Hermann-Ehrlich-Preis:Die Brisanz, die niemand sah

Helge Cramer erhält überraschend den Hermann-Ehrlich-Preis - für einen zehn Jahre alten TV-Beitrag über den Dachauer Wahlfäschungsskandal, der nie gesendet wurde.

Andreas Glas

- Es ist nicht unüblich, dass Preisverleihungen Erstaunen hervorrufen. Immer wieder gibt es Gewinner, mit denen keiner gerechnet hat. Dark horse heißt beim Pferderennen ein solcher Außenseiter, auf den keiner gesetzt hat, der am Ende aber ganz vorne landet. Als dark horse kann man auch Helge Cramer bezeichnen, der am Mittwoch mit dem Hermann-Ehrlich-Preis des Bündnisses für Dachau (BfD) ausgezeichnet wurde.
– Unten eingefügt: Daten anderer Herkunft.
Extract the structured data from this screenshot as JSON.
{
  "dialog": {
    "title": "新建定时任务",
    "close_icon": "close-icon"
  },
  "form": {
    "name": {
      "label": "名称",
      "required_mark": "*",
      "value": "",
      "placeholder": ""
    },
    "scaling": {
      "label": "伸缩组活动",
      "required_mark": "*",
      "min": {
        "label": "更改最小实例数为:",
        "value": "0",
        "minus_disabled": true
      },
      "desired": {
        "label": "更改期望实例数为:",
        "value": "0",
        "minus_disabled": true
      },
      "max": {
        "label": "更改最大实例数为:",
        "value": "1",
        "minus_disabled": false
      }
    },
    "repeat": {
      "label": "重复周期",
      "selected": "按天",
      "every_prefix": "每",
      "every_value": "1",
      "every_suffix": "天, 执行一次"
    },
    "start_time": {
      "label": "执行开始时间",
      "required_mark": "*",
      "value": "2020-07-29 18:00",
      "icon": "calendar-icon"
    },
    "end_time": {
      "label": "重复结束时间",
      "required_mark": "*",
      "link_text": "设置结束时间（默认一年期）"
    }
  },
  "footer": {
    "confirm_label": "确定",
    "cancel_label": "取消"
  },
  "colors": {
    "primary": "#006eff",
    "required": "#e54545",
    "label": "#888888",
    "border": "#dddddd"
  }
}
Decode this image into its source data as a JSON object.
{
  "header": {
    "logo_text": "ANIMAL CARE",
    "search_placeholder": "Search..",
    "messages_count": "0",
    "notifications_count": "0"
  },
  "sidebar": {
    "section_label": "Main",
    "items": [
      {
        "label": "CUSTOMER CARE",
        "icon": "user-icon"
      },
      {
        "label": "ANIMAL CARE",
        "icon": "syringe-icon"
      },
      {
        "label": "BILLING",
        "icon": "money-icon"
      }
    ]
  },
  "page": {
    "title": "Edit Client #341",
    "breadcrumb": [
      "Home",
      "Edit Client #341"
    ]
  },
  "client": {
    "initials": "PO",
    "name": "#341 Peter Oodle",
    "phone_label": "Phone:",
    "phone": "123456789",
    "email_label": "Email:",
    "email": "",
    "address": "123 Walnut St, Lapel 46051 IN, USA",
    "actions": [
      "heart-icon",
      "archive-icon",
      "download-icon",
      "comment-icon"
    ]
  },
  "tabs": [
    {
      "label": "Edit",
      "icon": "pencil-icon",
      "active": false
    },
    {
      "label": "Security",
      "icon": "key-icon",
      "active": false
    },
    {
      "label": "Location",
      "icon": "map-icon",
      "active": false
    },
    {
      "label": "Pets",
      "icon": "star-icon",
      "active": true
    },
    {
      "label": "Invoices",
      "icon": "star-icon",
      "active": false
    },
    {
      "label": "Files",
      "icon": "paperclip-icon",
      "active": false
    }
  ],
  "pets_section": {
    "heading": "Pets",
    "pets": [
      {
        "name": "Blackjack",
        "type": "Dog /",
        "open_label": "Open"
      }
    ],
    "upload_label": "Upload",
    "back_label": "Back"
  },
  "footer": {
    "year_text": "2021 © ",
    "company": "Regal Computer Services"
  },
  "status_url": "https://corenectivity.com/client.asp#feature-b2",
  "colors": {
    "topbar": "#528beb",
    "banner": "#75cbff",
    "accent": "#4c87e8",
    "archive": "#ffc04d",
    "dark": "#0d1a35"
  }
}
Obwohl er nicht aus der Region stammt, erhielt der Dokumentarfilmer den Preis, der eigentlich ein regionaler ist. Geehrt wurde er für einen Fernsehbeitrag, den er für das ARD-Magazin Monitor produziert hatte und indem er sich mit dem Dachauer Wahlfälschungsskandal von 2002 befasste.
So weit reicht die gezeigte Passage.